One mannequin wore a psychedelic pantsuit and top hat slashed by a baby-blue belt. Another mannequin sported paint-smeared black sweats and a collared, cascading, orange-satin robe. These two outfits were inspired respectively by Grace Jones, the Jamaican-American actress, supermodel and Grammy-winning singer, and Iman, the Somalian fashion model noted for her pioneering work in ethnic-cosmetics.
The outfits constitute only a fraction of those on display as part of the exhibition “Black Beauty, Glitz and Glamour,” a fashion and photography show on view at the South Dallas Cultural Center (SDCC). This exhibit highlights the beauty and accomplishments of black, female celebrities.
“Historically, African-American women have rarely been the subject of discussion around beauty, style and fashion in general. This was an opportunity to address that discrepancy and highlight their accomplishments,” said John Spriggins, the general manager of the SDCC.
Designers and fashion stylists Patrick Wright and Pucci Lisenbee organized and curated the exhibit. Wright and Lisenbee integrated photographs, text and clothing to portray the marginalized beauty of African-American women and illustrate their accomplishments.
The photographs were sourced from the archives of the African American Museum at Fair Park and the outfits were designed by Wright and Lisenbee themselves.

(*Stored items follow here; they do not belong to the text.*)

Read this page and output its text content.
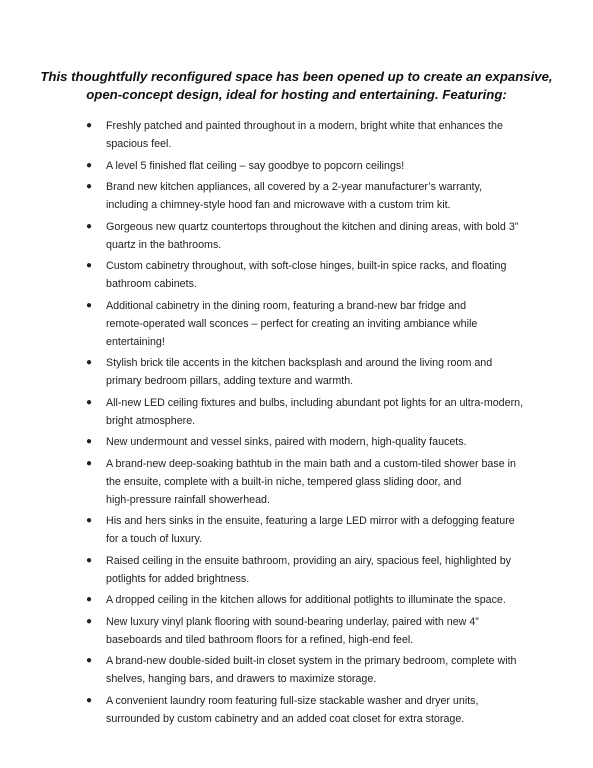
This thoughtfully reconfigured space has been opened up to create an expansive,
open-concept design, ideal for hosting and entertaining. Featuring:
● Freshly patched and painted throughout in a modern, bright white that enhances the
spacious feel.
● A level 5 finished flat ceiling – say goodbye to popcorn ceilings!
● Brand new kitchen appliances, all covered by a 2-year manufacturer’s warranty,
including a chimney-style hood fan and microwave with a custom trim kit.
● Gorgeous new quartz countertops throughout the kitchen and dining areas, with bold 3”
quartz in the bathrooms.
● Custom cabinetry throughout, with soft-close hinges, built-in spice racks, and floating
bathroom cabinets.
● Additional cabinetry in the dining room, featuring a brand-new bar fridge and
remote-operated wall sconces – perfect for creating an inviting ambiance while
entertaining!
● Stylish brick tile accents in the kitchen backsplash and around the living room and
primary bedroom pillars, adding texture and warmth.
● All-new LED ceiling fixtures and bulbs, including abundant pot lights for an ultra-modern,
bright atmosphere.
● New undermount and vessel sinks, paired with modern, high-quality faucets.
● A brand-new deep-soaking bathtub in the main bath and a custom-tiled shower base in
the ensuite, complete with a built-in niche, tempered glass sliding door, and
high-pressure rainfall showerhead.
● His and hers sinks in the ensuite, featuring a large LED mirror with a defogging feature
for a touch of luxury.
● Raised ceiling in the ensuite bathroom, providing an airy, spacious feel, highlighted by
potlights for added brightness.
● A dropped ceiling in the kitchen allows for additional potlights to illuminate the space.
● New luxury vinyl plank flooring with sound-bearing underlay, paired with new 4”
baseboards and tiled bathroom floors for a refined, high-end feel.
● A brand-new double-sided built-in closet system in the primary bedroom, complete with
shelves, hanging bars, and drawers to maximize storage.
● A convenient laundry room featuring full-size stackable washer and dryer units,
surrounded by custom cabinetry and an added coat closet for extra storage.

Each outfit was seemingly inspired by a particular black, female entertainer or celebrity. A historic photograph of each woman was accompanied by a paragraph highlighting their respective achievements, posted on the wall near each outfit.
The array of styles, textures, cuts and colors was dazzling. The total number of outfits hovers around 40—each one fresh and unique.
Unfortunately, the variety is overwhelming rather than informative due to a lack of coordination between the text, photographs and clothing.
While proximity between an outfit and photograph suggested a correspondence, no particular dress is linked to a specific entertainer or photo. This creates a challenge for viewers seeking information while enjoying the innovative beauty of the ensembles.